Reader Igor Shpudejko of Mahwah, N.J., was disappointed that our summer books issue included numerous genres but not historical fiction. He wrote, "As a voracious male reader, I find it difficult to find good clean historical fiction and am constantly disappointed by the lack of it. ... Can you recommend some great contemporary historical fiction writers?"
Yes, I can-but the search has not been an easy one. Some historical novelists fail to take sufficient account of original sin. Others produce more talk than action. And yet, just when I thought my Shpudejko mission would be a failure, books by two first-time, improbable novelists not only made it onto my pile by the treadmill, but kept me walking for a long time.

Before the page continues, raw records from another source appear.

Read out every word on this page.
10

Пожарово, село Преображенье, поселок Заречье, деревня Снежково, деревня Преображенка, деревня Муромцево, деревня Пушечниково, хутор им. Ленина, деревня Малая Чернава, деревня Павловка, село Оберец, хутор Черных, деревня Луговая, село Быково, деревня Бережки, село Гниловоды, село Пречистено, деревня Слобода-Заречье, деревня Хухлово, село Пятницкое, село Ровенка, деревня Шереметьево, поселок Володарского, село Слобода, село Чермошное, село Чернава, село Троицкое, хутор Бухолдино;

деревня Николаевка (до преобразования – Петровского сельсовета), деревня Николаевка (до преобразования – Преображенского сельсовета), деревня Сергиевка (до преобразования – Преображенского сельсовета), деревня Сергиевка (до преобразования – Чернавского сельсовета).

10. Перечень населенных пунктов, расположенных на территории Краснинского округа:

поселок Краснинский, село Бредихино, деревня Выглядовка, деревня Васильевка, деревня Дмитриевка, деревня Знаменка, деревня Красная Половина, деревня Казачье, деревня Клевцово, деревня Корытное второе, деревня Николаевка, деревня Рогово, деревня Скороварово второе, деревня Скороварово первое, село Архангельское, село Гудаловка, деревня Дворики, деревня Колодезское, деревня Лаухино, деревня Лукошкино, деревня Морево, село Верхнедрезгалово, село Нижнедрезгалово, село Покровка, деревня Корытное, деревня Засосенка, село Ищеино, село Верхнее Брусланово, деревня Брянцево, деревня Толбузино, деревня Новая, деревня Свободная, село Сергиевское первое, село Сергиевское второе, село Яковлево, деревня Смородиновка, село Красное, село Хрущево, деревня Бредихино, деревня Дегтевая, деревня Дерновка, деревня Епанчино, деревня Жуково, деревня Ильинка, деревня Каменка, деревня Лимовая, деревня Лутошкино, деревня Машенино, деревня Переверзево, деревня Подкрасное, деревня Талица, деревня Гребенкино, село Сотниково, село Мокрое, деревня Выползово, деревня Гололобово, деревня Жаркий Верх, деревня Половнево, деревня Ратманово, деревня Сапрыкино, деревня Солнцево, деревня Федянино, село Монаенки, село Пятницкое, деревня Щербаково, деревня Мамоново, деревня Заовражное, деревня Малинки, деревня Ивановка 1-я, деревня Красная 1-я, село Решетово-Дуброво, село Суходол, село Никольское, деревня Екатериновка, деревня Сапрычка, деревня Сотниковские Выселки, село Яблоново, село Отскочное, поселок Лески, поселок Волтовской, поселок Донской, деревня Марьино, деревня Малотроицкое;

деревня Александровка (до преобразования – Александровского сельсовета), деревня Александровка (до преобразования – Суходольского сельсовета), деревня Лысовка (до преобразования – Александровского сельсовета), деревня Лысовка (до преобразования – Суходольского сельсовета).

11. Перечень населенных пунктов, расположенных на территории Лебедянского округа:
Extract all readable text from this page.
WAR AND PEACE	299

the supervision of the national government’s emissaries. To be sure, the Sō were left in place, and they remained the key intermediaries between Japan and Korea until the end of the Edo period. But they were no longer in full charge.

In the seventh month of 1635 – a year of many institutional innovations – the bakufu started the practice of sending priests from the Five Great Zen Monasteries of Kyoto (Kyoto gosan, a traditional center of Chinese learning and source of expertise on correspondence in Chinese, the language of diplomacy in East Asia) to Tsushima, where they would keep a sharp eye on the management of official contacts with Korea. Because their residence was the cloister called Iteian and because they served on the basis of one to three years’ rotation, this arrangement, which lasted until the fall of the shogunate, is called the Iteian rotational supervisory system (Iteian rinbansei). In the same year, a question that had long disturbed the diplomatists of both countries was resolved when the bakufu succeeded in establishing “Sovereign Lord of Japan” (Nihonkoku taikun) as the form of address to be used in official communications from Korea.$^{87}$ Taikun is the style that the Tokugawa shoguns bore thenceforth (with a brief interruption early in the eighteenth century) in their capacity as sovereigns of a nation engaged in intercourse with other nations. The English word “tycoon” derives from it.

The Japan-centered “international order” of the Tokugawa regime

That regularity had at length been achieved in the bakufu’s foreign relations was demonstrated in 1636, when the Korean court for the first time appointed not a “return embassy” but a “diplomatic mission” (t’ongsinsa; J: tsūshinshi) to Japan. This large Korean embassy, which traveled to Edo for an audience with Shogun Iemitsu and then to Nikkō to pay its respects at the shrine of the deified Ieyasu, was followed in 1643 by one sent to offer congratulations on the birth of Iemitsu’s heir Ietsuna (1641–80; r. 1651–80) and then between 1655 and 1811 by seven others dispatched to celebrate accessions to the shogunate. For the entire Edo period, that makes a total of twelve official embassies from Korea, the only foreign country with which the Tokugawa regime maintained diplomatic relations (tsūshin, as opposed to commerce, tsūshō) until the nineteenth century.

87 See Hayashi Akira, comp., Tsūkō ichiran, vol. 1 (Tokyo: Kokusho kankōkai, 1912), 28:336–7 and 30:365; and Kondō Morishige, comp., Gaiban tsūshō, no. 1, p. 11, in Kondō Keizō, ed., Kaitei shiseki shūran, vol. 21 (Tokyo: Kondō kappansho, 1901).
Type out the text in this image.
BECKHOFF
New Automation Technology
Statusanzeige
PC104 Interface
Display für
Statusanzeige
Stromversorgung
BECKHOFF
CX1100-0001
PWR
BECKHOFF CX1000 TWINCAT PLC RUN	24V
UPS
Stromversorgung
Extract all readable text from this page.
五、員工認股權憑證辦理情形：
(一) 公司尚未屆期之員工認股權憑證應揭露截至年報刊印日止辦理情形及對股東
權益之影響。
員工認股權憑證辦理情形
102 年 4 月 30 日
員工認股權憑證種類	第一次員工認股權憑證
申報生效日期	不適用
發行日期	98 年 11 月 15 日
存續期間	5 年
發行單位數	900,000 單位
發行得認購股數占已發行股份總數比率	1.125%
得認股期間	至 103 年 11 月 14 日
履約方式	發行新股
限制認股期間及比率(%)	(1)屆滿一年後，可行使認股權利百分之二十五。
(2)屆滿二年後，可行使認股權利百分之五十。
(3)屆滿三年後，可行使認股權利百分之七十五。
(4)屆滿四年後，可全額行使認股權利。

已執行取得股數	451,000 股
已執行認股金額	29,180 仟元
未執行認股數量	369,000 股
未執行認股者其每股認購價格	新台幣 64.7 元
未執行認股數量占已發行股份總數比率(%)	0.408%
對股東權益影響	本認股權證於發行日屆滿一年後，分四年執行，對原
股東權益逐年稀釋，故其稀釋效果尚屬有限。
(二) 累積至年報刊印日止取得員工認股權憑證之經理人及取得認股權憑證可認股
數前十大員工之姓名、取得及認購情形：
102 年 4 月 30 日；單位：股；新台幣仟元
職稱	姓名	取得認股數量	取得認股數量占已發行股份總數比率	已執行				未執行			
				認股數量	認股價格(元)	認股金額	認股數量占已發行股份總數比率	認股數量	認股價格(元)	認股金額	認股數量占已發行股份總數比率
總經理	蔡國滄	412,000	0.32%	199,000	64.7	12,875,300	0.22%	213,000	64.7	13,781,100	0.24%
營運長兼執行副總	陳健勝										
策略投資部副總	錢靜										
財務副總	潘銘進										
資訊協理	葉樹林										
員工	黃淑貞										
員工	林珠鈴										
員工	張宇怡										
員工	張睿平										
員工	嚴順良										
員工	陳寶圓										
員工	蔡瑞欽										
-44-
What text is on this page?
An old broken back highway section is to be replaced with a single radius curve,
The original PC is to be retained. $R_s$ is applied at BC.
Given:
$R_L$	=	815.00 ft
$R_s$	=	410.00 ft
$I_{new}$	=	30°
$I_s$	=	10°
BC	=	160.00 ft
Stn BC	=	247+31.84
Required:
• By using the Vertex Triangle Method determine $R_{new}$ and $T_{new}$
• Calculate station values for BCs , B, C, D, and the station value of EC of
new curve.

One of the debut novelists, Victor Davis Hanson, has received laud, honor, and a $250,000 Bradley Prize for terrific historical works of military history such as Carnage and Culture. Hanson also celebrates the martial virtues in articles for National Review and other conservative publications. His novel, The End of Sparta (Bloomsbury), recreates the 4th century B.C. Thebes vs. Sparta battles.
Hanson particularly focuses on the genius of Theban general Epaminondas, whose democratic vision of freeing Sparta's slaves won him the temporary allegiance of tens of thousands. Memorable characters such as Lichas, a Spartan so determined to kill others that he comes across as a human Terminator, and Melon, a farmer who does not allow his lameness to become weakness, provide human drama.
The End of Sparta is receiving some publicity, so I'd like to turn now to a trilogy by John K. Reed: The Coming Wrath, Mabbul, and Mystery of Lawlessness (2005-2010). The publishers are small ministries in Georgia and South Carolina, the author is a Ph.D. geologist and PCA ruling elder/young earth creationist, and the books are set in Noah's time, so it's not surprising that they received no publicity and no media mention that I've run across.
The Coming Wrath occurs in the decades immediately before the flood, and the main character is Madrazi, who (in this fictional account) marries Noah's son Shem. Reed makes first-time-novelist mistakes in pacing, but his vibrant passages pushed me toward Mabbul, which is gripping in its flood narrative, and Mystery of Lawlessness, which occurs in the years leading up to the building of the Tower of Babel.
That last book is the best, with action and well-etched characters mentioned in the Bible (Ham, Nimrod, Ashkenaz, others) or emerging from Reed's imagination (Korac, Noah's post-flood daughters Mariel and Jael). Nimrod is a super-villain but the others are not super-heroes or caricatures: Several rebel but eventually come to understand God's grace, through realistic (not heavy-handed) transitions.
I asked Reed how he developed the concept of Shem's wife Madrazi. He replied, "I was nervous about blending the Bible and fiction for fear of diluting or distorting God's word. ... I decided that the story should not use the people explicitly mentioned as my main characters and focused instead on those not mentioned, which meant a story about the wives of Noah's sons and people who died in the flood.
"Madrazi painfully changing allegiances from her father by blood to her father by marriage. I made her birth father a two-fisted all-American hero gathered from many stories, trying to show that type of character, no matter how good he comes off in the stories, is still under God's rule and wrath."
I also asked him about his portrayal of Ham in his third volume. Reed replied, "Ham definitely developed as I wrote. ... I have always been intrigued by the flawed people in Scripture: Jepthah, Samson, Saul. ... Ham was a flawed, broken man, just as we all are. ... But God delivers flawed, broken people into His kingdom, and so Ham for me personifies the hope that I have in Christ."